Mengingatnya membuat hati Luke begitu sakit karena harapannya pupus. Ia berharap Senika hadir saat itu. Namun ....
"Maafkan saya mengganggu Anda yang seharusnya beristirahat," ucap Serena sambil menunduk. Ia pun mendongak, mengamati Luke yang sama sekali tidak menatapnya.
Kulit wajahnya pucat, lebih pucat dari Orwen yang kemarin ditemuinya. Rahangnya mengeras, pipinya semakin tipis, kantung mata dan hidungnya berkerut merah. Sepasang matanya menyiratkan rasa kesepian, membuatnya nampak benar-benar menyedihkan.
Luke terpaksa menatap gadis di hadapannya. Ia tertawa mengejek tanpa keikhlasan. "Mengapa wajahmu harus mirip dengannya?" tanyanya tanpa perasaan,"seandainya dia yang mencariku, aku tidak akan pernah berpikir kalau dia menggangguku."
"Yang Mulia."
"Kau pasti hanya akan mengolok-olokku yang sudah salah mengiramu sebagai adikmu. Apa kau puas sekarang?"
"Saya paham mengapa Anda seperti ini. Saya juga sedih tentang---"
"Sudah cukup. Kau boleh keluar!"
"Yang Mulia, bisa tolong berikan saya waktu lima menit?"
"Apa yang ingin kau bicarakan?"
"Pertama saya minta maaf untuk yang kemarin. Saya tidak bermaksud untuk menipu Anda. Dan... saya hanya menuruti permintaan adik saya untuk yang berpenampilan seperti itu."
"Yang kedua, saya ingin mengembalikan ini," kata Serena, mengeluarkan selipat sapu tangan bordiran mawar biru dari sakunya.
"Oh. Hanya itu?" tanya Luke
Serena meletakkan lengannya di meja. Ia berkata, "Saya ingin membuat sebuah kesepakatan."
"Apa yang kau inginkan?"
"Sederhana saja. Saya hanya meminta satu," ujar Serena, "di samping itu, Anda mencintainya bukan?"
Luke memalingkan muka. Ia berusaha menyembunyikan ekspresinya yang tidak bisa didefinisikan. Sementara Serena mengeluskan jarinya pada bordiran sapu tangan yang ia pegang.
"Sapu tangan ini ... persis seperti milik adik saya. Ini adalah hadiah yang saya berikan untuknya; hasil dari rajutan saya selepas kami mengikuti kelas lima tahun yang lalu," aku Serena.
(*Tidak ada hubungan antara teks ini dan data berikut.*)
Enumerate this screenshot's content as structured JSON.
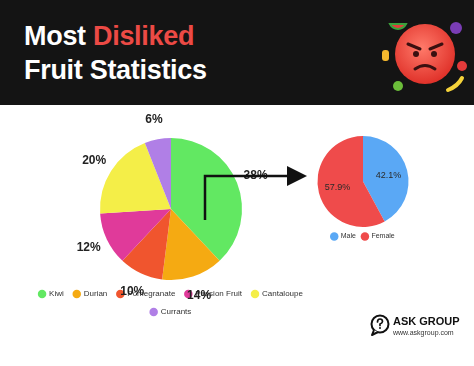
{
  "header": {
    "lines": [
      "Most Disliked",
      "Fruit Statistics"
    ],
    "highlight": "Disliked"
  },
  "chart_data": [
    {
      "type": "pie",
      "categories": [
        "Kiwi",
        "Durian",
        "Pomegranate",
        "Passion Fruit",
        "Cantaloupe",
        "Currants"
      ],
      "values": [
        38,
        14,
        10,
        12,
        20,
        6
      ],
      "value_labels": [
        "38%",
        "14%",
        "10%",
        "12%",
        "20%",
        "6%"
      ],
      "colors": [
        "#62e862",
        "#f5aa12",
        "#f0552e",
        "#e03a9a",
        "#f4ee48",
        "#b07fe6"
      ],
      "data_labels": true,
      "legend": "bottom"
    },
    {
      "type": "pie",
      "categories": [
        "Male",
        "Female"
      ],
      "values": [
        42.1,
        57.9
      ],
      "value_labels": [
        "42.1%",
        "57.9%"
      ],
      "colors": [
        "#5aa8f5",
        "#ef4b4b"
      ],
      "data_labels": true,
      "legend": "bottom"
    }
  ],
  "brand": {
    "name": "ASK GROUP",
    "url": "www.askgroup.com"
  }
}
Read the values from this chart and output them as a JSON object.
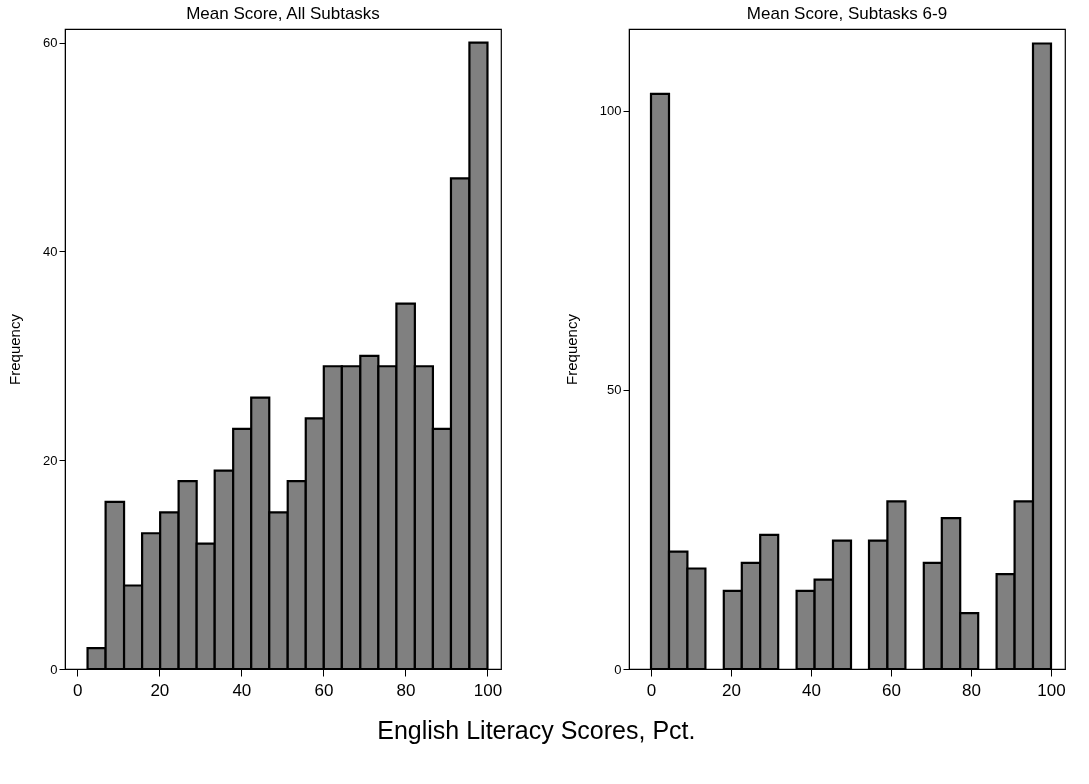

Serena kemudian menyerahkan sapu tangan itu ke Luke. Ia bertanya, "Bagaimana Anda bisa memilikinya?"
Luke membeku sesaat. Seketika, ia mengeraskan tatap ketika Serena tersenyum tipis ke arahnya.
***
Funfact:
- Di "Bloody Roses", Serena Chester adalah tokoh antagonis yang paling frontal mengejar Luke.